South Scotland

Dumfries and Galloway child care shows 'change in culture'

Vulnerable child Image copyright Thinkstock

A review of child care services in Dumfries and Galloway has found a "change in culture" after a critical report flagged up major weaknesses.

In April 2014, the Care Inspectorate was "not confident" vulnerable children and young people were being kept safe.

However, a second follow-up review has found action being taken in all areas identified for improvement.

The Care Inspectorate said it was pleased to see the "significant progress" being made in the region.

The 2014 report raised serious concerns about service provision in Dumfries and Galloway.

It called for urgent action to ensure that children were protected and their needs met.

'Significantly improved'

The latest review, carried out in May this year, found major improvement across the board.

"The Dumfries and Galloway partnership had accepted fully the seriousness of the inspection findings published in April 2014," inspectors noted.
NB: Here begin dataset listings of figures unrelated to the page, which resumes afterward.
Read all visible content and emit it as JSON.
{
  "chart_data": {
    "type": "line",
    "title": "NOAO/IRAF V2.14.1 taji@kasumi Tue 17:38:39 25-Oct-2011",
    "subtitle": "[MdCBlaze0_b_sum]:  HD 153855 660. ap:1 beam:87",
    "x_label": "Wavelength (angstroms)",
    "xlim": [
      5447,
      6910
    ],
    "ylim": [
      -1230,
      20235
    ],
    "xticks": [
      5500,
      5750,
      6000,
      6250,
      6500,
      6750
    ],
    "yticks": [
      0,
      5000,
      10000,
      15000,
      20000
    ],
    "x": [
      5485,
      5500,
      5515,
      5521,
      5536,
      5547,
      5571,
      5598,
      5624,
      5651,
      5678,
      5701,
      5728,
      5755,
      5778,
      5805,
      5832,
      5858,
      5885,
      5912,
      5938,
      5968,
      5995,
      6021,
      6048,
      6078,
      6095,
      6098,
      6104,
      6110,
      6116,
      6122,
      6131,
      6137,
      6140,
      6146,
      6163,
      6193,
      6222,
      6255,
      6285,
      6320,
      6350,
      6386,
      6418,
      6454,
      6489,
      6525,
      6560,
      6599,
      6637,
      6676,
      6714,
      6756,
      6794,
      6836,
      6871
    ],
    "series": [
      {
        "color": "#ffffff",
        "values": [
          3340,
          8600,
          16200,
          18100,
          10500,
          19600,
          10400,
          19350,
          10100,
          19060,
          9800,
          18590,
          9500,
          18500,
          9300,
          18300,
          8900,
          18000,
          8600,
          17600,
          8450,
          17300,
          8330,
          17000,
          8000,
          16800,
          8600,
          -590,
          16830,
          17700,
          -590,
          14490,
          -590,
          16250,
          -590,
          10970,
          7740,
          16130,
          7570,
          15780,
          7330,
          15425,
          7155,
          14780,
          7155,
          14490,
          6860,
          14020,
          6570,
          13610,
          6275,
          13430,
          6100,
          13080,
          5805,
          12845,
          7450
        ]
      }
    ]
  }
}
"They had worked closely together on an improvement plan and had prioritised actions to protect children and young people from abuse and neglect.

"Governance arrangements had been significantly improved and strategic management strengthened.

"Partners were collectively striving to ensure services were keeping children and young people safe and working to improve their wellbeing."

Across all five areas for improvement identified in the 2014 report, partners had made progress.

In three areas progress was judged to have been "significant". These were:

  • ensuring that children and young people are protected from abuse and neglect
  • delivering a stronger collaborative leadership
  • ensuring that priority areas of need are tackled successfully to improve life chances

Karen Reid, the chief executive of the Care Inspectorate, said: "The safety and well-being of children and young people is everyone's responsibility and it is vital that partners work well together to ensure services improve the lives of children, young people and their families, and keep them safe from harm.

"We are pleased to note the significant progress made by the Dumfries and Galloway community planning partnership.

"This review has identified a change in culture across services."

She said there was a "much greater sense of joint responsibility" resulting in "greatly improved joint working at all levels".

"We were confident that the conditions were in place for leaders to drive improvement, and so it is important that the changes we have seen are embedded and sustained," she added.